Doing vs. Being, and the Father of Swords
This past summer, I decided I needed to reinvigorate my morning routine (as in make one). I wanted to exercise, meditate a little, maybe read a few pages of an inspiring book to get my head ready for the day. I really wanted to do these things, or so I thought.
The problem was, I'd wake up in the morning, and -- well, not want to do them. Like, REALLY not want to do them, as in "you can't make me, I'm going to throw a tantrum" not want to. What the heck?It confused me, because I figured that these were all nurturing, beneficial things, and they would make me feel better, and I needed more "going within" time. Shouldn't I be wanting to do them?
But clearly that argument wasn't holding water. So I pulled a card from my favorite deck, The Wild Unknown, to try and shed a little light on the situation.
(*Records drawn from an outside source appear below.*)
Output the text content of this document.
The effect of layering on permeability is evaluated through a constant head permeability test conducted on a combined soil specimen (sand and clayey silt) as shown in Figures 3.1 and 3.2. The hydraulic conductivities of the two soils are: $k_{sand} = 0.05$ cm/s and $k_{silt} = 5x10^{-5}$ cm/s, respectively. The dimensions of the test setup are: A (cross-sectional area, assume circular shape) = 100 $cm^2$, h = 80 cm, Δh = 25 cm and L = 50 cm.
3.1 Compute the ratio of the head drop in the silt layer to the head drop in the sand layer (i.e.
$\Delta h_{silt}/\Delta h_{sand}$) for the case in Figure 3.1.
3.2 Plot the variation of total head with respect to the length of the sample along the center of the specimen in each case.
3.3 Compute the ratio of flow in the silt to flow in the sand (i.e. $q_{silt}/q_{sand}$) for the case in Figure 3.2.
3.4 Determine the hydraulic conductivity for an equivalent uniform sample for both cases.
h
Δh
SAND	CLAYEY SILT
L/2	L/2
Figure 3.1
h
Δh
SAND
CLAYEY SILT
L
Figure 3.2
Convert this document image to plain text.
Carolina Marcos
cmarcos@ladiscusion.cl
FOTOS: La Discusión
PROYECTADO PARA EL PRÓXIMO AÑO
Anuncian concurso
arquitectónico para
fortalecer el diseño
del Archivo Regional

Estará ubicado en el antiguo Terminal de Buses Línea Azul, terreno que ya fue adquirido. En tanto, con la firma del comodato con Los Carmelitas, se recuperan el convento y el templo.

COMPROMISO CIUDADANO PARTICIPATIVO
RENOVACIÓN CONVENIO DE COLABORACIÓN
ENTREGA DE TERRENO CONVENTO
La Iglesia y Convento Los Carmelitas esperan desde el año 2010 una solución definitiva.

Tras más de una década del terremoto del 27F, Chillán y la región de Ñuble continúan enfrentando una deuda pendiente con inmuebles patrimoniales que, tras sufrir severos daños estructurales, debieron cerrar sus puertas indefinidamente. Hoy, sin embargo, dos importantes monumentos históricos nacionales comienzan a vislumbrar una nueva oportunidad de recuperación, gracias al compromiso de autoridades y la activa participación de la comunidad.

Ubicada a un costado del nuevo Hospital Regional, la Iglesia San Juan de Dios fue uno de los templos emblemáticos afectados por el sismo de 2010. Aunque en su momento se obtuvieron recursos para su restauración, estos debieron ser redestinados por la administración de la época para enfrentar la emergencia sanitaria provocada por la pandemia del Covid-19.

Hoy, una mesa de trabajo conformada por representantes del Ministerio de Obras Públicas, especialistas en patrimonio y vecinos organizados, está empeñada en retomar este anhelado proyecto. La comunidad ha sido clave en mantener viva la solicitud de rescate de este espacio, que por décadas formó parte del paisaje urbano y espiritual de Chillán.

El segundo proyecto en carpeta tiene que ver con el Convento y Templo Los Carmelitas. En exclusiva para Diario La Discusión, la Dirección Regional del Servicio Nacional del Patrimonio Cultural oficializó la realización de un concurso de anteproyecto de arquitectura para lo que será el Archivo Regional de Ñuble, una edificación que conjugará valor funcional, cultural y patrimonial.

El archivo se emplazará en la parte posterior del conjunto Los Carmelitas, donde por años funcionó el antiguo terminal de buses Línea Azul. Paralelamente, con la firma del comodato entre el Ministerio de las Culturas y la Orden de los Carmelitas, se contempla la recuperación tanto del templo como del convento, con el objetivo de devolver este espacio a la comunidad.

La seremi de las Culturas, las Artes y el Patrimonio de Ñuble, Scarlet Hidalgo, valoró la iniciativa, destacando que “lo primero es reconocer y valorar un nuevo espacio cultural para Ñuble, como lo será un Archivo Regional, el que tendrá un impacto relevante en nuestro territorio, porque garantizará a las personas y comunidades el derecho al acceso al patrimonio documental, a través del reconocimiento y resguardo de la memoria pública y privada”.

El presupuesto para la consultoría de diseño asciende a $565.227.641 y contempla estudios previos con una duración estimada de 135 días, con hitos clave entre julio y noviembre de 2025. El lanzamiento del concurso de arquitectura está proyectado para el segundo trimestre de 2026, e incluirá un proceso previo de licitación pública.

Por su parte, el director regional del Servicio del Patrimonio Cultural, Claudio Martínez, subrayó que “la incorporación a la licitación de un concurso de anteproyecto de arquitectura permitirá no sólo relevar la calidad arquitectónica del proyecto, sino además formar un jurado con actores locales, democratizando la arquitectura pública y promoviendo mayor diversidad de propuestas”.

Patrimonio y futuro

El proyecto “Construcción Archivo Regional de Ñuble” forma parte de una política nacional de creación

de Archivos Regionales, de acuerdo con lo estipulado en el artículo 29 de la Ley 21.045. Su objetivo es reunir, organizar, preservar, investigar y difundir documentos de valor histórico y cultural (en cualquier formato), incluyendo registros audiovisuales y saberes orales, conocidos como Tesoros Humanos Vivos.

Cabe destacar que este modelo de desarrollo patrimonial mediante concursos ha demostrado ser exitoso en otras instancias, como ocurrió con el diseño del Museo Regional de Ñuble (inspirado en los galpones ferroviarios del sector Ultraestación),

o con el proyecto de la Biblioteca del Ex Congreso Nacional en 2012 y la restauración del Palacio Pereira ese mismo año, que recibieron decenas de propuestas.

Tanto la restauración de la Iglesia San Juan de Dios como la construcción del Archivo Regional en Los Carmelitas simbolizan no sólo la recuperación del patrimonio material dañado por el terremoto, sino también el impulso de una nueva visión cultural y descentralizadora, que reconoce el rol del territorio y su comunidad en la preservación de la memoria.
It was the Father of Swords, a very stern-looking owl with a piercing gaze. This card is pretty much the ultimate male voice, the lord of intellect and structure. What on earth did he have to tell me? Suddenly it struck me that doing these things in the morning wasn't a matter of my FEELING like I wanted to do them. It wasn't about being in the mood, or being anything. It was about DOING. It was a matter of structure and discipline, and just not letting myself off the hook.
I was surprised that I hadn't even thought of that as a solution, and it occurred to me that maybe it's because I discount that male voice, or associate it with the craptastic inner critic and won't even hear it. This was a big eureka moment for me -- that a rather stern and uncompromising structure and sticking to a plan was what I needed, even in relation to something as internal as meditation.
Learning to discern the voices within us is an important part of self-development -- or just getting anything done. Sometimes the voices are those of our parents, or the media, or the congealed whine of unhelpful feelings such as guilt or shame. Sometimes the voices are parts of us that we're just unfamiliar with. Regardless, our assumptions of who we are and how we work are often incorrect. Using the tarot can be a way of holding a mirror to ourselves to see what we wouldn't otherwise look at.